Mark Wright (Photo courtesy of Mark Wright/Tim Roller Photography)
Mark W. Wright
(Tim Roller Photography)

The historic nature of convening a town hall between President Barack Obama and African-American students is not lost on Editor-in-Chief Kevin Merida and his editorial team at The Undefeated.

The Oct. 11 town hall – A Conversation with The President: Sports, Race and Achievement – at North Carolina A&T State University, was, in fact, the first event of its kind to be televised on national television.

Director of Special Projects for The Undefeated Mark W. Wright and ESPN Films producer Kenan K. Holley chronicle President Obama’s town hall in a documentary short housed on The Undefeated platform. Wright discussed the project, which Holley directed, with Front Row.

How was this idea conceived?
In the weeks leading up to the town hall, we had already sketched out a robust editorial plan. In one of our planning sessions with Kevin Merida, we talked about how important it was that the event didn’t just come and go quickly, particular coming off of our Chicago town hall. I suggested a behind-the-scenes, making-of type video story our audience could really grab ahold of. Kevin loved the idea and it was off to the races after that.

How many hours were involved in the shoot and how did you choose what to include?
Kenan Holley is a brilliant storyteller. We felt it was important to shoot our student in front of the Woolworth’s in Greensboro – a catalyst to the Civil Rights movement in the 60s. We shot the interviews the day of the town hall. We captured scenics on campus the day before. It was definitely a bit of a fire drill, but it worked out – and, on the fly we made some decisions to keep the project going.

In our pre-interviews with her, she exuded humility and passion at the same time. She has such a dynamic story.
– Mark Wright on the decision to focus on North Carolina A&T student activist Nhawndie Smith’s perspective

Why did you choose to tell most of the story through North Carolina A&T student activist Nhawndie Smith’s eyes?
In hindsight, we look really smart using Nhawndie as our main subject – but in reality, featuring her was a no-brainer. In our pre-interviews with her, she exuded humility and passion at the same time. She has such a dynamic story. When we heard Nhawndie’s story, we agreed she would be an ideal subject.

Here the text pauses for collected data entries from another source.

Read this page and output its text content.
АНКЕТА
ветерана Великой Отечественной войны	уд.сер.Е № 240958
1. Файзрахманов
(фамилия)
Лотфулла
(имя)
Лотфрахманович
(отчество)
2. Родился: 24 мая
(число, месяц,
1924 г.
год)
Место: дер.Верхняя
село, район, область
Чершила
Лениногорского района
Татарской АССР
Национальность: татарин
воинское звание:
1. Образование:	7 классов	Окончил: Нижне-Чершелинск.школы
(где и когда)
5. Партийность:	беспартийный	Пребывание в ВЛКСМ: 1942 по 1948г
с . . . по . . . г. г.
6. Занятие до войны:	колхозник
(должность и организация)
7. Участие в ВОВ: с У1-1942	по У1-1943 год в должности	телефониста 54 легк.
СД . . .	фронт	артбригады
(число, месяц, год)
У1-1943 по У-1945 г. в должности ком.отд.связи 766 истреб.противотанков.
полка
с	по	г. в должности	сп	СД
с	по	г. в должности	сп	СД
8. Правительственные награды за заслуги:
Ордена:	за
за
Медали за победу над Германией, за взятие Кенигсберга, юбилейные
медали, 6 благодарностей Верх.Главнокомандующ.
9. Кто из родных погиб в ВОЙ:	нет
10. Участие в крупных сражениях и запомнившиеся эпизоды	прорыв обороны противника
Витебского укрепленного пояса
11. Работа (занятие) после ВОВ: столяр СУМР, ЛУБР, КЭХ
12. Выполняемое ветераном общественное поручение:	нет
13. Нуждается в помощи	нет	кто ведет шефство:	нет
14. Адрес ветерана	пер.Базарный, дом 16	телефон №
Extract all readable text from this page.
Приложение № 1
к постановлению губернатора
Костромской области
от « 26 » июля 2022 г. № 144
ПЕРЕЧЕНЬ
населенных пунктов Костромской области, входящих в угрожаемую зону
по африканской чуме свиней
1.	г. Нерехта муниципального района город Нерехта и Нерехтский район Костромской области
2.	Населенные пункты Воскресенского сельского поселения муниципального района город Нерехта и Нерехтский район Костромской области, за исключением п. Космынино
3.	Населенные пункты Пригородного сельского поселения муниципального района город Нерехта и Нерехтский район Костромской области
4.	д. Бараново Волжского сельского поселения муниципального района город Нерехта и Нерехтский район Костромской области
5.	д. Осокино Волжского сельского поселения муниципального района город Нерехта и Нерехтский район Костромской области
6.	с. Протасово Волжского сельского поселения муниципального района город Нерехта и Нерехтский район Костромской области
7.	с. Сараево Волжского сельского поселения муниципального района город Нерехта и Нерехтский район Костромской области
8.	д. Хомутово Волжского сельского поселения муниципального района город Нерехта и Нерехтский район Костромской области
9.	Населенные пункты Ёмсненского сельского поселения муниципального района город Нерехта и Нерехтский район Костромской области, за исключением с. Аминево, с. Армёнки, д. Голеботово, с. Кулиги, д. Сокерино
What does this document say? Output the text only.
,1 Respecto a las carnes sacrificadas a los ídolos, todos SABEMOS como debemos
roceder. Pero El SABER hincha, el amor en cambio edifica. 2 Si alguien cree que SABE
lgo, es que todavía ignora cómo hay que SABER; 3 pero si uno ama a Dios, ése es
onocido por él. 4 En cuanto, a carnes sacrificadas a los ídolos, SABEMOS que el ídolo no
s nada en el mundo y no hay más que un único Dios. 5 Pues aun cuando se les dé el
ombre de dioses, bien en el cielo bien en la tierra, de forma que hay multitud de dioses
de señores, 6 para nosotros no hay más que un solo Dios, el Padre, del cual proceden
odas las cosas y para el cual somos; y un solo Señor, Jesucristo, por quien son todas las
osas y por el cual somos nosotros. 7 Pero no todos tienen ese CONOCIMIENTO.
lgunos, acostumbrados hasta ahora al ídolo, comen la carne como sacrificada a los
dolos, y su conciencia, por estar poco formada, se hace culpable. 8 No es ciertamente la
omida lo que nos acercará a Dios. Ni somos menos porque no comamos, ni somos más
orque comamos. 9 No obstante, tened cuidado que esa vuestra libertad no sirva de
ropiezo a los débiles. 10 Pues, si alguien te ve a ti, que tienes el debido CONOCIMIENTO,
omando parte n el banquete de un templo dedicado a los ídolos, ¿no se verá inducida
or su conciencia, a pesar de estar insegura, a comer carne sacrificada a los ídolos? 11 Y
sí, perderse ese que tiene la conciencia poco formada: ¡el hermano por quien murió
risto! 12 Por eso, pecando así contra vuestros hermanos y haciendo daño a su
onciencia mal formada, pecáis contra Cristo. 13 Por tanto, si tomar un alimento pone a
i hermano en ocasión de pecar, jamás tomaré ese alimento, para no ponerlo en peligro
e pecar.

Describe the collaboration with ESPN Films on this project.
[Executive Vice President, Global Strategy & Original Content] Marie Donoghue, who oversees The Undefeated, is a strong proponent of using video and leaning on ESPN Films expertise to tell impactful stories. The Spike Lee Lil Joint series is housed on our site. When Kevin approached ESPN Films executives John Dahl and Libby Geist about the idea, they supported it from the very beginning. The relationship made working with Kenan Holley – who also directed “Redemption Song” – seamless.

What’s next for The Undefeated in terms of documentary shorts?
We churn out video on the regular, particularly for the HBCU vertical, which is where I mostly live. We have some really talented people at the Undefeated who lead our overall video efforts. [Deputy editor, Digital Innovation for The Undefeated] Latoya Peterson is our champion. Caleb Wilkerson, who leads original video production for us, never sleeps.

But our next big project is a video-and-text series following the Howard University men’s basketball team throughout the 2016-17 season as we attempt to return to the NCAA tournament for the first time in 25 years. Yes, I said “we” because that’s my alma mater.

Our team is led by senior James Daniel, the leading scorer in major college basketball last season, who is on a quest to become the first Howard grad to reach the NBA. You didn’t expect me to leave out my school, did you?